You can add a filter to the TW4, there is an adapter/kit. It's a hepa filter from a car cabin filter system design. You rarely need both anti pollen and also ERV, so you would take the heat exchanger out and just use the filter and fan. As for dust, I recommend a good pc fan filter based appliance, not putting the filter in the flow path of the ERV.
Most people here just open a window when they want to air out a room. That said, that does waste a lot of energy when heating/cooling your home on cold/hot days, so ERVs and HRVs are used to get the clean air in without exchanging heat with the outside world too much. They're quite cheap and effective compared to just running normal ventilation.
I live near a ten lane highway. I prefer to keep the outdoor air out, and the indoor air filtered. I could see this being very useful for other dwellings though.
You are either already failing to keep outdoor air out or you are getting too little ventilation. What you want is something like this device with the H13 filter option. Maybe that plus carbon.
Think of it this way, since you aren't dying of asphyxiation when you sleep at night, you're already getting some air exchange with the outside air.
With an ERV you can control how much air you get, and put whatever filter you want in between the outside air and your room.
In fact the fancier systems will let you overpressure your house by running the fan pushing in slightly higher than the air pushing out, ensure air only leaks out of your house not in.
People breathe, so you need outdoor air to replenish the oxygen and get rid of the carbon dioxide. That's "fresh" air.
Unfortunately, outdoor air has particulate and ozone pollution. Filtering it gives you "clean" air.

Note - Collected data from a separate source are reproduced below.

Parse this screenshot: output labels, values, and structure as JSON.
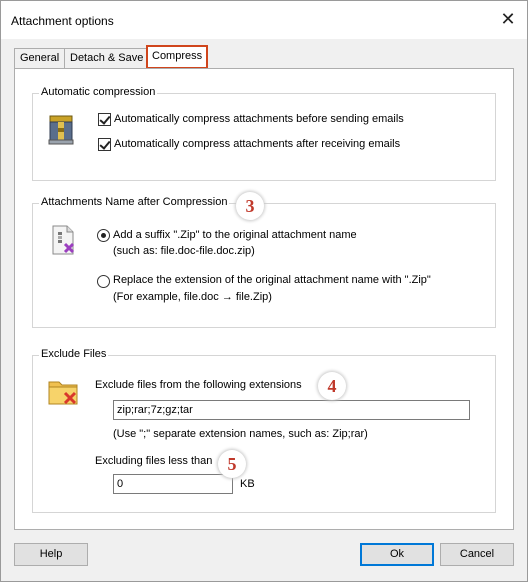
{
  "window": {
    "title": "Attachment options",
    "close_glyph": "✕"
  },
  "tabs": [
    {
      "label": "General"
    },
    {
      "label": "Detach & Save"
    },
    {
      "label": "Compress",
      "active": true
    }
  ],
  "auto_compression": {
    "label": "Automatic compression",
    "icon": "archive-icon",
    "options": [
      {
        "label": "Automatically compress attachments before sending emails",
        "checked": true
      },
      {
        "label": "Automatically compress attachments after receiving emails",
        "checked": true
      }
    ]
  },
  "name_after_compression": {
    "label": "Attachments Name after Compression",
    "marker": "3",
    "icon": "zip-document-icon",
    "options": [
      {
        "label": "Add a suffix \".Zip\" to the original attachment name",
        "example": "(such as: file.doc-file.doc.zip)",
        "selected": true
      },
      {
        "label": "Replace the extension of the original attachment name with \".Zip\"",
        "example": "(For example, file.doc → file.Zip)",
        "selected": false
      }
    ]
  },
  "exclude_files": {
    "label": "Exclude Files",
    "icon": "folder-exclude-icon",
    "extensions_label": "Exclude files from the following extensions",
    "marker_extensions": "4",
    "extensions_value": "zip;rar;7z;gz;tar",
    "extensions_hint": "(Use \";\" separate extension names, such as: Zip;rar)",
    "size_label": "Excluding files less than",
    "marker_size": "5",
    "size_value": "0",
    "size_unit": "KB"
  },
  "footer": {
    "help": "Help",
    "ok": "Ok",
    "cancel": "Cancel"
  },
  "colors": {
    "active_tab_border": "#d0451c",
    "marker_text": "#c0392b",
    "default_button_border": "#0078d7"
  }
}
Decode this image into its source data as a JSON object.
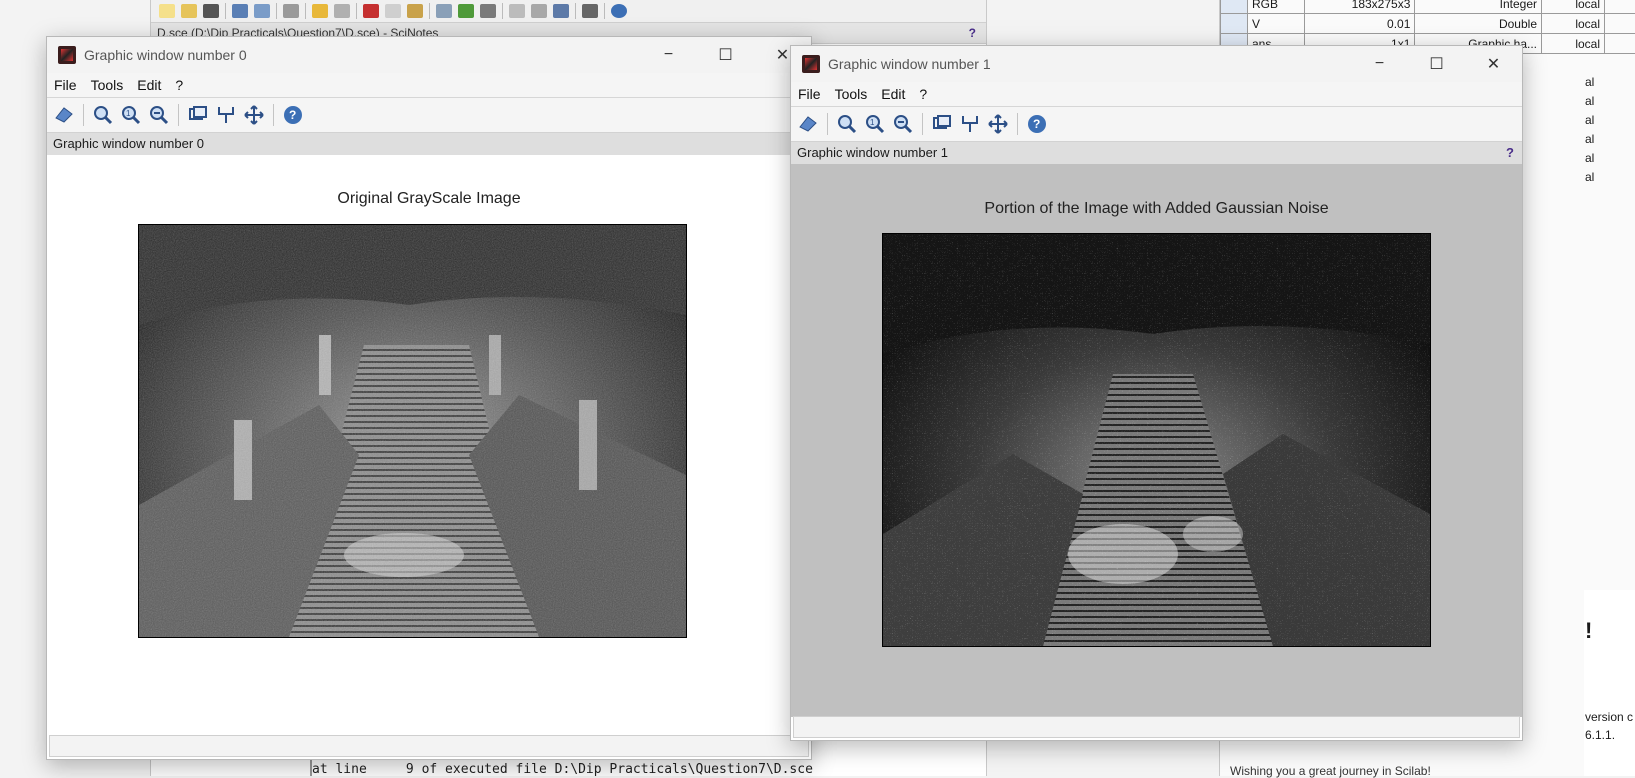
{
  "background": {
    "editor_title": "D.sce (D:\\Dip Practicals\\Question7\\D.sce) - SciNotes",
    "editor_help": "?",
    "console_line": "at line     9 of executed file D:\\Dip Practicals\\Question7\\D.sce",
    "variables": [
      {
        "name": "RGB",
        "size": "183x275x3",
        "type": "Integer",
        "scope": "local"
      },
      {
        "name": "V",
        "size": "0.01",
        "type": "Double",
        "scope": "local"
      },
      {
        "name": "ans",
        "size": "1x1",
        "type": "Graphic ha...",
        "scope": "local"
      }
    ],
    "var_scope_stub": "al",
    "news_excl": "!",
    "news_version": "version c",
    "news_number": "6.1.1.",
    "news_welcome": "Wishing you a great journey in Scilab!"
  },
  "windows": [
    {
      "title": "Graphic window number 0",
      "menu": [
        "File",
        "Tools",
        "Edit",
        "?"
      ],
      "info": "Graphic window number 0",
      "plot_title": "Original GrayScale Image",
      "bg": "#ffffff"
    },
    {
      "title": "Graphic window number 1",
      "menu": [
        "File",
        "Tools",
        "Edit",
        "?"
      ],
      "info": "Graphic window number 1",
      "info_help": "?",
      "plot_title": "Portion of the Image with Added Gaussian Noise",
      "bg": "#c0c0c0"
    }
  ],
  "icons": {
    "minimize": "−",
    "maximize": "☐",
    "close": "✕"
  }
}
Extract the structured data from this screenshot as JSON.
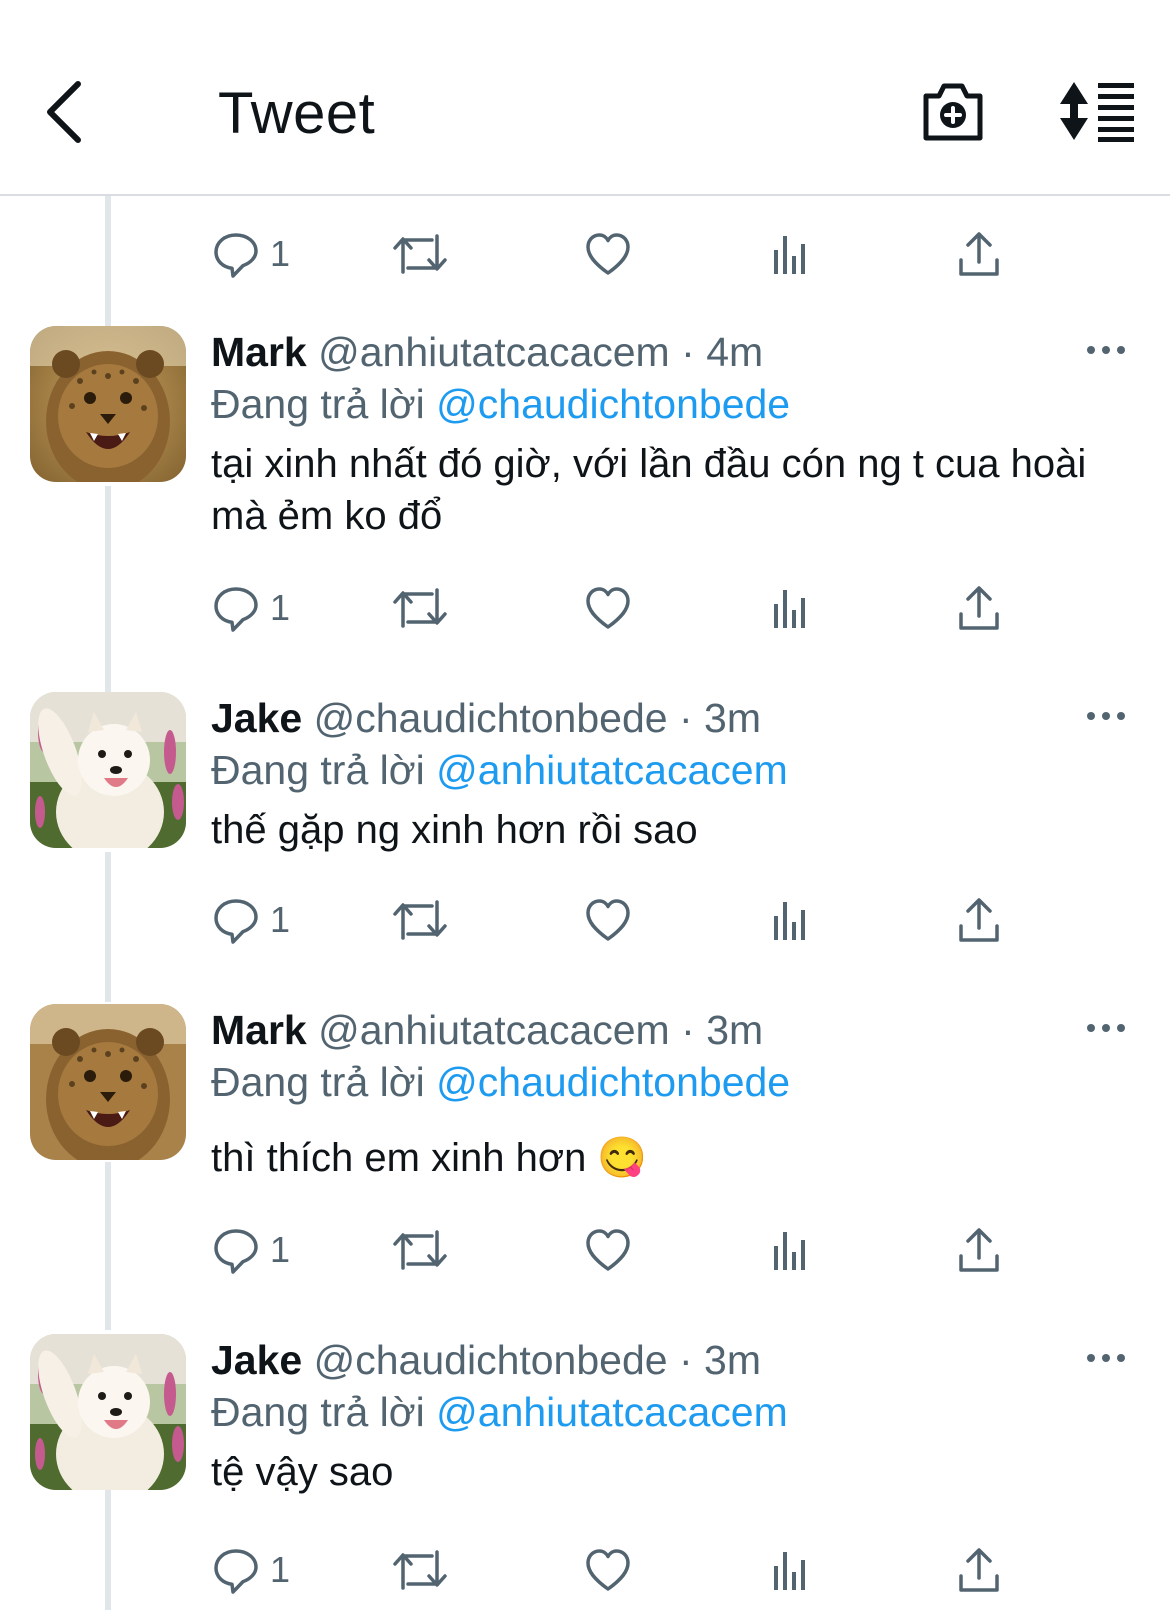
{
  "header": {
    "title": "Tweet",
    "back_icon": "chevron-left-icon",
    "camera_icon": "camera-plus-icon",
    "sort_icon": "sort-list-icon"
  },
  "colors": {
    "text": "#0f1419",
    "secondary": "#536471",
    "mention": "#1d9bf0",
    "thread_line": "#e1e6ea"
  },
  "top_actions": {
    "reply_count": "1"
  },
  "tweets": [
    {
      "name": "Mark",
      "handle": "@anhiutatcacacem",
      "time": "4m",
      "reply_prefix": "Đang trả lời",
      "reply_to": "@chaudichtonbede",
      "text": "tại xinh nhất đó giờ, với lần đầu cón ng t cua hoài mà ẻm ko đổ",
      "reply_count": "1",
      "avatar": "cheetah-cub-avatar"
    },
    {
      "name": "Jake",
      "handle": "@chaudichtonbede",
      "time": "3m",
      "reply_prefix": "Đang trả lời",
      "reply_to": "@anhiutatcacacem",
      "text": "thế gặp ng xinh hơn rồi sao",
      "reply_count": "1",
      "avatar": "samoyed-dog-avatar"
    },
    {
      "name": "Mark",
      "handle": "@anhiutatcacacem",
      "time": "3m",
      "reply_prefix": "Đang trả lời",
      "reply_to": "@chaudichtonbede",
      "text": "thì thích em xinh hơn 😋",
      "reply_count": "1",
      "avatar": "cheetah-cub-avatar"
    },
    {
      "name": "Jake",
      "handle": "@chaudichtonbede",
      "time": "3m",
      "reply_prefix": "Đang trả lời",
      "reply_to": "@anhiutatcacacem",
      "text": "tệ vậy sao",
      "reply_count": "1",
      "avatar": "samoyed-dog-avatar"
    }
  ]
}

In winter and summer, you also heat or cool the indoor air for comfort. If you just pump in outside air, you effectively also pump out the indoor air. This wastes the energy that had gone into heating or cooling it.
These systems save that energy by transfering heat between the air that's getting pumped in and the air that's getting pumped out.
Low-CO2 outdoor air vs high-CO2 indoor air, if you prefer. Important for how air-tight modern energy-efficient construction is.